Because the Procurement Act is designed solely to promote “economical and efficient” procurement of government contracts, the economic consequences of a vaccine mandate pose a big problem for the government. The government claims forcing contractors to fire unvaccinated employees will improve procurement efficiency by reducing worker absenteeism due to Covid-19 infections.

This defies common sense. As staffing shortages in the health-care industry demonstrate, firing employees for declining vaccination inflicts far greater economic disruption than temporary absenteeism.

Even the federal government disbelieves its efficiency-based pretext, as it has repeatedly delayed the date upon which it is supposed to fire unvaccinated federal workers, presumably because of the trouble that such action would cause.
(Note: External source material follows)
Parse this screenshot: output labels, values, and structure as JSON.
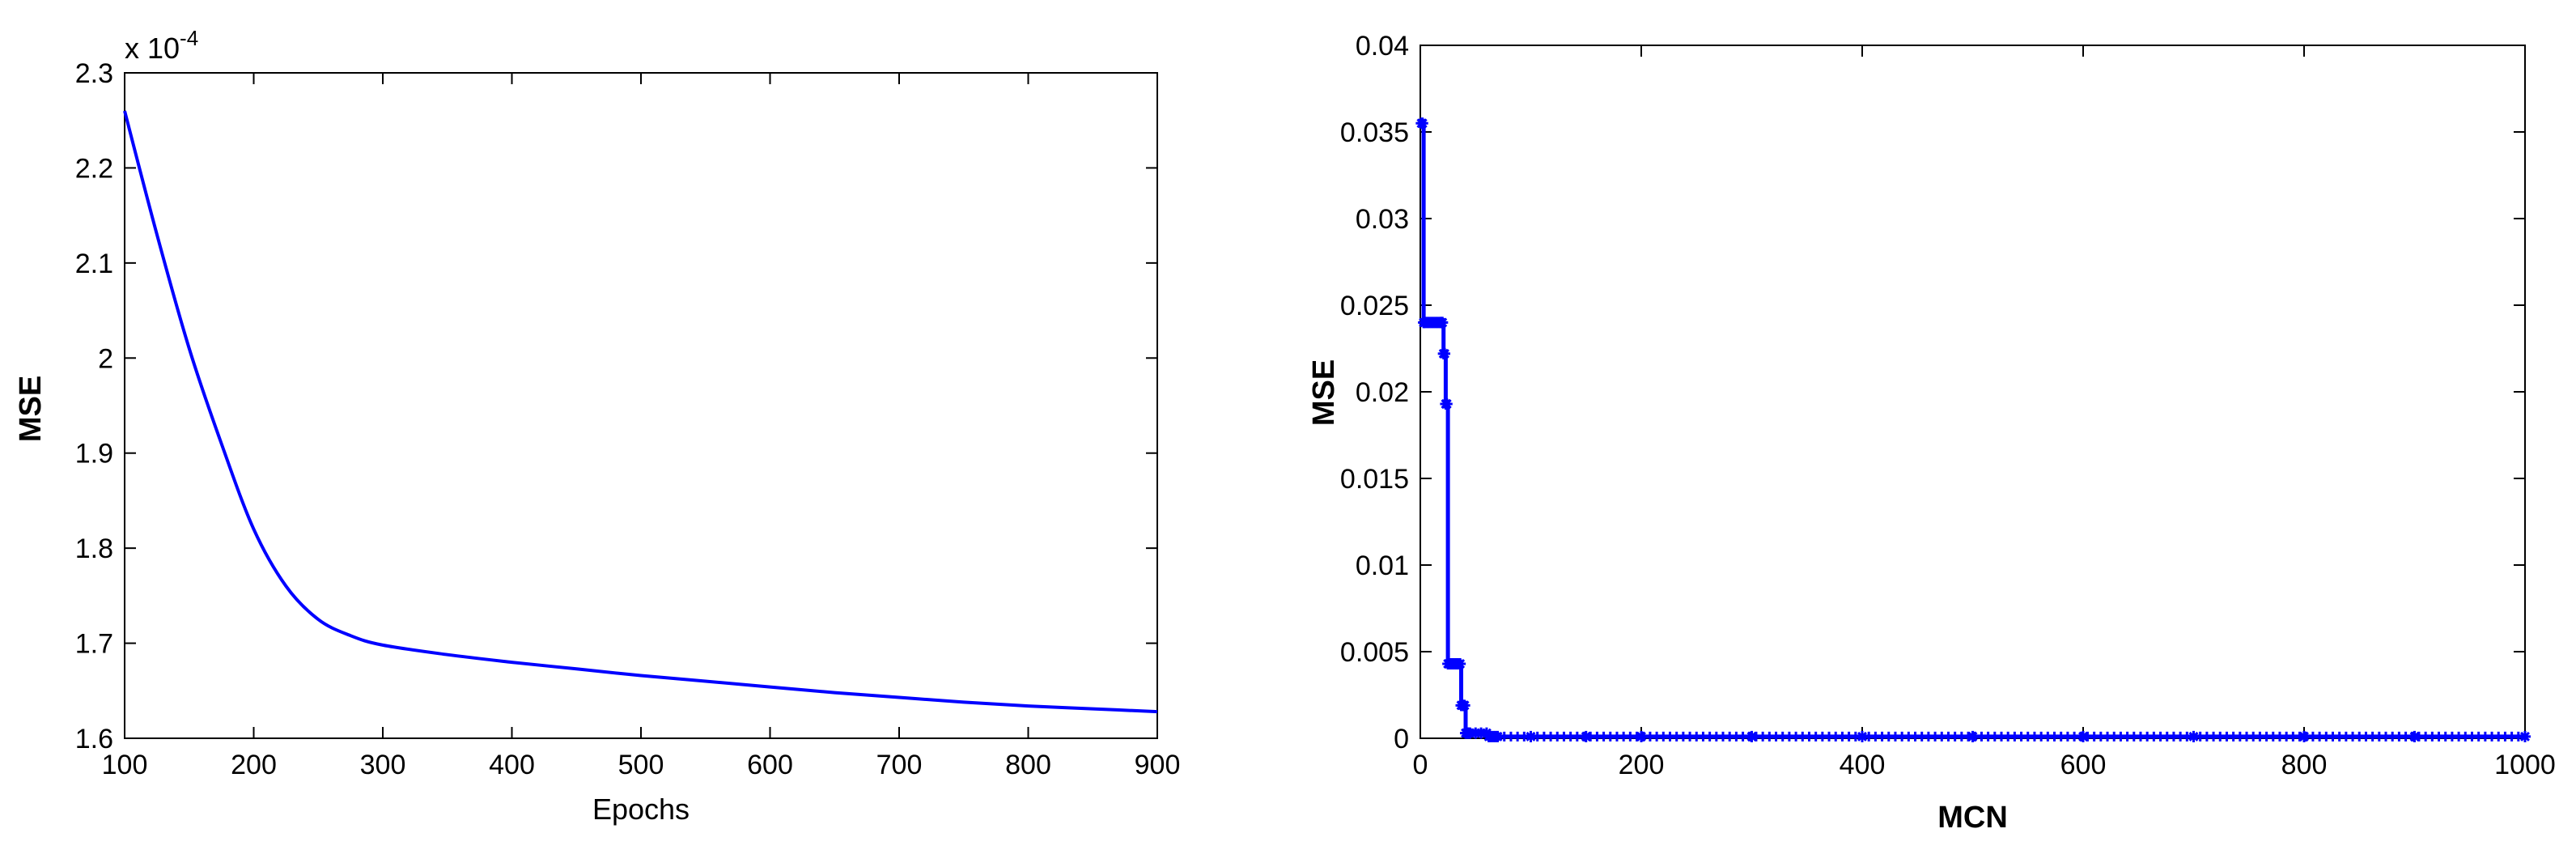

Before the Supreme Court’s OSHA decision, the U.S. Postal Service asked to be exempt from the OSHA vaccine mandate because otherwise it will suffer mass loss of workers and service disruptions.

The federal government clearly understands that firing workers for no reason apart from them being unvaccinated undermines “economical and efficient” operations because it repeatedly exempted itself from firing its own unvaccinated employees even as it forces private businesses to do so.

A Crucial Deficiency

All of the federal vaccine mandates suffer from a crucial deficiency: Evidence is piling up that transmission is possible despite vaccination, as CDC Director Rochelle Walensky has admitted. This is especially true with omicron, which is causing worker absenteeism among vaccinated and unvaccinated.

In the OSHA case, the government conceded that a mandate may be justified solely based on benefits to the individual employee, as opposed to stopping transmission, but such a philosophy would allow virtually endless intrusions into people’s personal health decisions. The Supreme Court correctly concluded Congress could not possibly have intended for OSHA to regulate personal health.

The same is true for the Procurement Act. Otherwise, there would no limiting principle. The government could, for example, force employees of contractors to eat vegetables and exercise to reduce health-related absenteeism, thereby making them more “economical and efficient” in fulfilling government contracts.

How ironic those purporting to champion workers’ rights are advancing a legal theory that treats workers as mere commodities to be exploited for the government’s benefit.